24
September
2010
|
01:00 AM
America/Los_Angeles

Michele Tagliati, MD, One of the Nation's Leading Specialists

Named Director of Movement Disorders Program at Cedars-Sinai Medical Center


Los Angeles - Sept. 24, 2010 - Michele Tagliati, MD, one of the nation's leading research and treatment specialists in Parkinson's disease and other movement disorders, has been named director of the Movement Disorders Program at Cedars-Sinai Medical Center.

Tagliati is one of the pioneers and top educators of deep brain stimulation, a treatment that uses implanted electrodes to modulate the faulty electrical impulses that trigger involuntary movements. He also is an expert in the use of botulinum toxin injection therapy (commonly known as BOTOX®, Myobloc®, or Dysport™) to control involuntary muscle contractions

Certified by the American Board of Psychiatry and Neurology, Tagliati often serves in faculty and advisory roles with such organizations as the American Academy of Neurology, the Movement Disorder Society, the National Institutes of Health, the Parkinson Study Group, the National Parkinson Foundation, the Dystonia Medical Research Foundation, the Bachmann-Strauss Dystonia & Parkinson Research Foundation, and the Parkinson Alliance.

Prior to accepting the position at Cedars-Sinai's Department of Neurology, Tagliati served as associate professor of neurology and division chief of movement disorders at The Mount Sinai Medical Center in New York City. Mount Sinai's is one of the largest programs for Parkinson's disease and dystonia in the United States. Dystonia is a movement disorder that causes muscles to contract and spasm involuntarily. Various types of dystonia affect one, several or many muscles, and can force the body into repetitive and often twisting movements as well as awkward, irregular postures.
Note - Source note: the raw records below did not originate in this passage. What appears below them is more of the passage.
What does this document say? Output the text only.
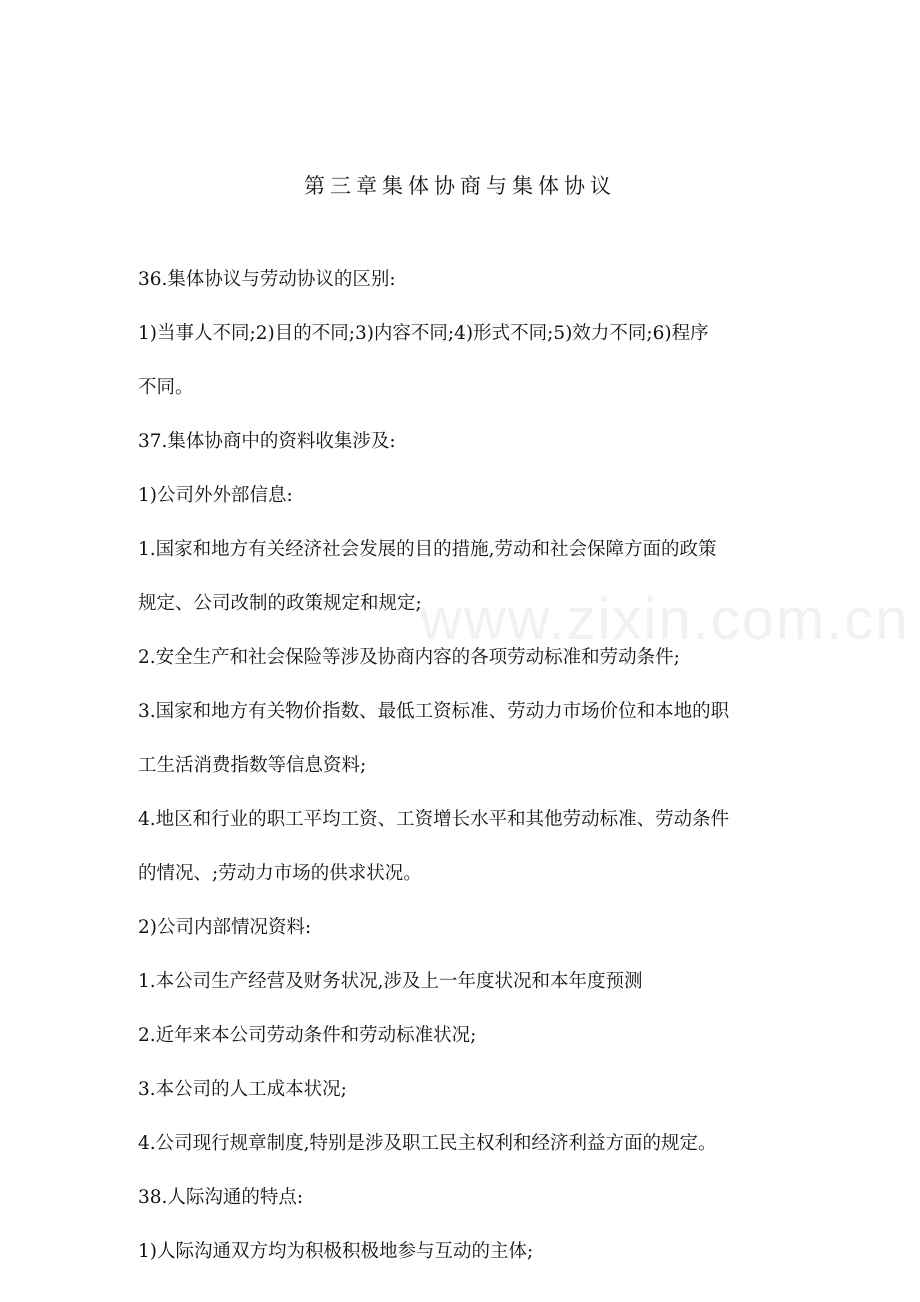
第三章集体协商与集体协议

36.集体协议与劳动协议的区别:

1)当事人不同;2)目的不同;3)内容不同;4)形式不同;5)效力不同;6)程序

不同。

37.集体协商中的资料收集涉及:

1)公司外外部信息:

1.国家和地方有关经济社会发展的目的措施,劳动和社会保障方面的政策

规定、公司改制的政策规定和规定;

2.安全生产和社会保险等涉及协商内容的各项劳动标准和劳动条件;

3.国家和地方有关物价指数、最低工资标准、劳动力市场价位和本地的职

工生活消费指数等信息资料;

4.地区和行业的职工平均工资、工资增长水平和其他劳动标准、劳动条件

的情况、;劳动力市场的供求状况。

2)公司内部情况资料:

1.本公司生产经营及财务状况,涉及上一年度状况和本年度预测

2.近年来本公司劳动条件和劳动标准状况;

3.本公司的人工成本状况;

4.公司现行规章制度,特别是涉及职工民主权利和经济利益方面的规定。

38.人际沟通的特点:

1)人际沟通双方均为积极积极地参与互动的主体;

www.zixin.com.cn
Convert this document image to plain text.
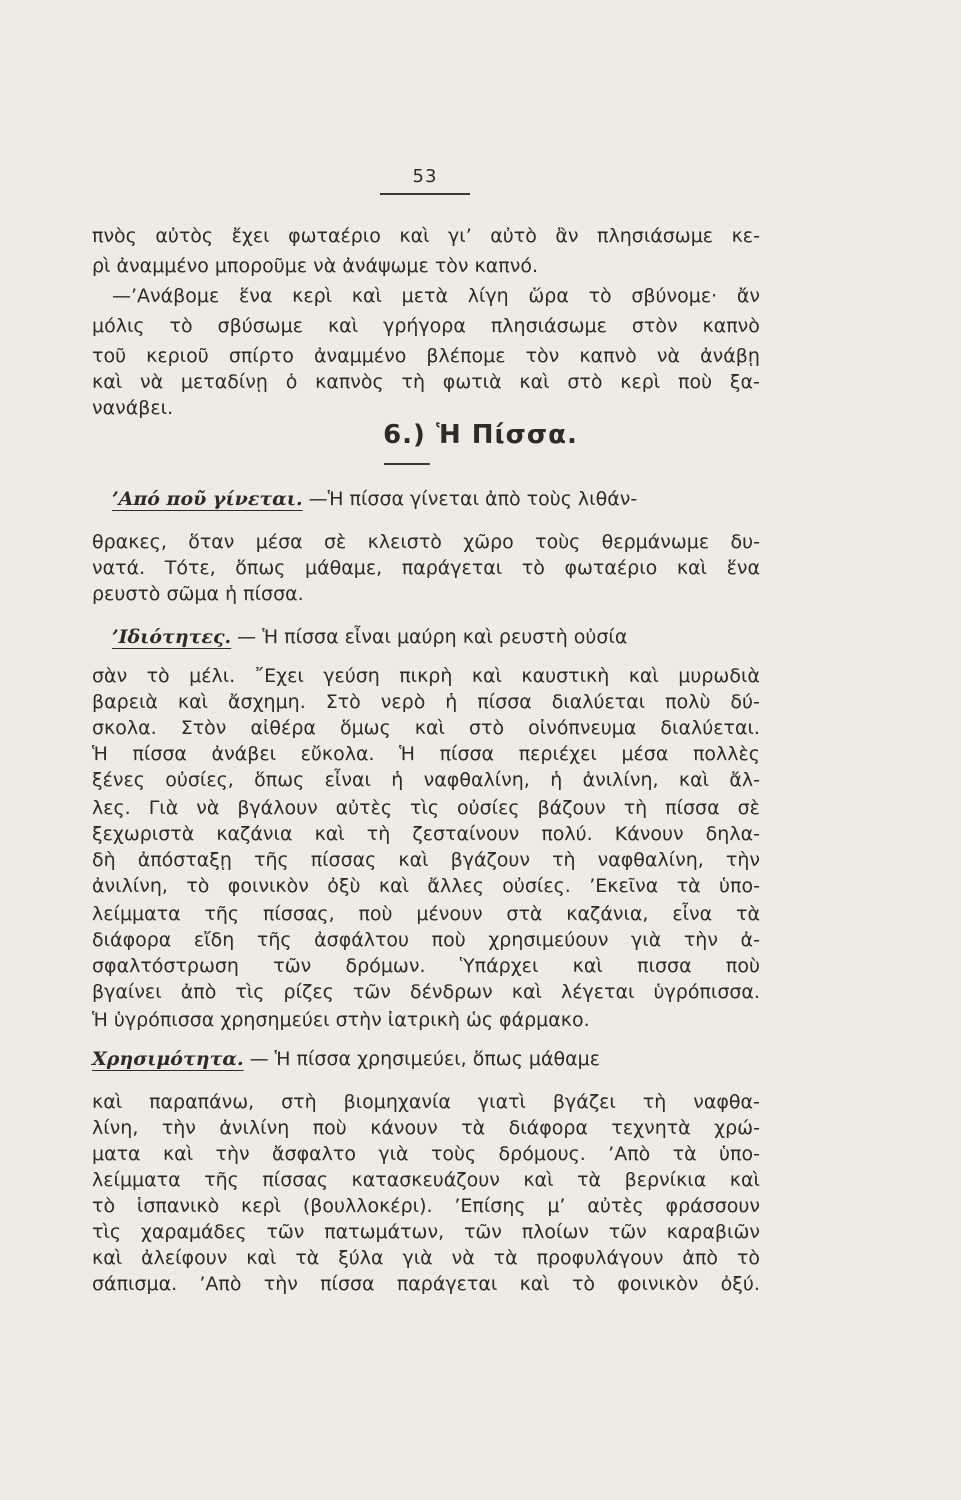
53
πνὸς αὐτὸς ἔχει φωταέριο καὶ γι’ αὐτὸ ἂν πλησιάσωμε κε-
ρὶ ἀναμμένο μποροῦμε νὰ ἀνάψωμε τὸν καπνό.
—’Ανάβομε ἕνα κερὶ καὶ μετὰ λίγη ὥρα τὸ σβύνομε· ἄν
μόλις τὸ σβύσωμε καὶ γρήγορα πλησιάσωμε στὸν καπνὸ
τοῦ κεριοῦ σπίρτο ἀναμμένο βλέπομε τὸν καπνὸ νὰ ἀνάβῃ
καὶ νὰ μεταδίνῃ ὁ καπνὸς τὴ φωτιὰ καὶ στὸ κερὶ ποὺ ξα-
νανάβει.
6.) Ἡ Πίσσα.
’Από ποῦ γίνεται. —Ἡ πίσσα γίνεται ἀπὸ τοὺς λιθάν-
θρακες, ὅταν μέσα σὲ κλειστὸ χῶρο τοὺς θερμάνωμε δυ-
νατά. Τότε, ὅπως μάθαμε, παράγεται τὸ φωταέριο καὶ ἕνα
ρευστὸ σῶμα ἡ πίσσα.
’Ιδιότητες. — Ἡ πίσσα εἶναι μαύρη καὶ ρευστὴ οὐσία
σὰν τὸ μέλι. ῎Εχει γεύση πικρὴ καὶ καυστικὴ καὶ μυρωδιὰ
βαρειὰ καὶ ἄσχημη. Στὸ νερὸ ἡ πίσσα διαλύεται πολὺ δύ-
σκολα. Στὸν αἰθέρα ὅμως καὶ στὸ οἰνόπνευμα διαλύεται.
Ἡ πίσσα ἀνάβει εὔκολα. Ἡ πίσσα περιέχει μέσα πολλὲς
ξένες οὐσίες, ὅπως εἶναι ἡ ναφθαλίνη, ἡ ἀνιλίνη, καὶ ἄλ-
λες. Γιὰ νὰ βγάλουν αὐτὲς τὶς οὐσίες βάζουν τὴ πίσσα σὲ
ξεχωριστὰ καζάνια καὶ τὴ ζεσταίνουν πολύ. Κάνουν δηλα-
δὴ ἀπόσταξῃ τῆς πίσσας καὶ βγάζουν τὴ ναφθαλίνη, τὴν
ἀνιλίνη, τὸ φοινικὸν ὀξὺ καὶ ἄλλες οὐσίες. ’Εκεῖνα τὰ ὑπο-
λείμματα τῆς πίσσας, ποὺ μένουν στὰ καζάνια, εἶνα τὰ
διάφορα εἴδη τῆς ἀσφάλτου ποὺ χρησιμεύουν γιὰ τὴν ἀ-
σφαλτόστρωση τῶν δρόμων. Ὑπάρχει καὶ πισσα ποὺ
βγαίνει ἀπὸ τὶς ρίζες τῶν δένδρων καὶ λέγεται ὑγρόπισσα.
Ἡ ὑγρόπισσα χρησημεύει στὴν ἰατρικὴ ὡς φάρμακο.
Χρησιμότητα. — Ἡ πίσσα χρησιμεύει, ὅπως μάθαμε
καὶ παραπάνω, στὴ βιομηχανία γιατὶ βγάζει τὴ ναφθα-
λίνη, τὴν ἀνιλίνη ποὺ κάνουν τὰ διάφορα τεχνητὰ χρώ-
ματα καὶ τὴν ἄσφαλτο γιὰ τοὺς δρόμους. ’Απὸ τὰ ὑπο-
λείμματα τῆς πίσσας κατασκευάζουν καὶ τὰ βερνίκια καὶ
τὸ ἱσπανικὸ κερὶ (βουλλοκέρι). ’Επίσης μ’ αὐτὲς φράσσουν
τὶς χαραμάδες τῶν πατωμάτων, τῶν πλοίων τῶν καραβιῶν
καὶ ἀλείφουν καὶ τὰ ξύλα γιὰ νὰ τὰ προφυλάγουν ἀπὸ τὸ
σάπισμα. ’Απὸ τὴν πίσσα παράγεται καὶ τὸ φοινικὸν ὀξύ.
Tagliati has published more than 60 articles in prestigious journals, authored more than 20 chapters in medical textbooks, and written several articles for online publications, such as emedicine.com. In 2007, he co-authored the book Parkinson's Disease for Dummies. Tagliati has lectured at conferences and academic institutions around the world and is one of the premier educators of deep brain stimulation management. He currently serves as the director of the educational course on DBS programming given at the American Academy of Neurology annual meetings.

He earned his medical degree from the University of Rome, Italy, where he also completed a residency in neurology and a fellowship in clinical neurophysiology. After moving to New York in 1993, Tagliati completed an internship and second neurology residency at Mount Sinai. He then served a fellowship in movement disorders at Beth Israel Medical Center in New York, where he worked for five years. He taught at the Albert Einstein College of Medicine in New York for four years before returning to The Mount Sinai Medical Center in 2004.

Tagliati's specialty areas include various types of movement disorders, including tremor, dystonia, chorea, tics, and Parkinson's disease. Parkinson's is a chronic, progressive disorder affecting nearly 1 million people in the United States. It is caused by the malfunction and death of certain cells that produce dopamine, a chemical messenger. As a result, patients are unable to properly initiate or control their movements.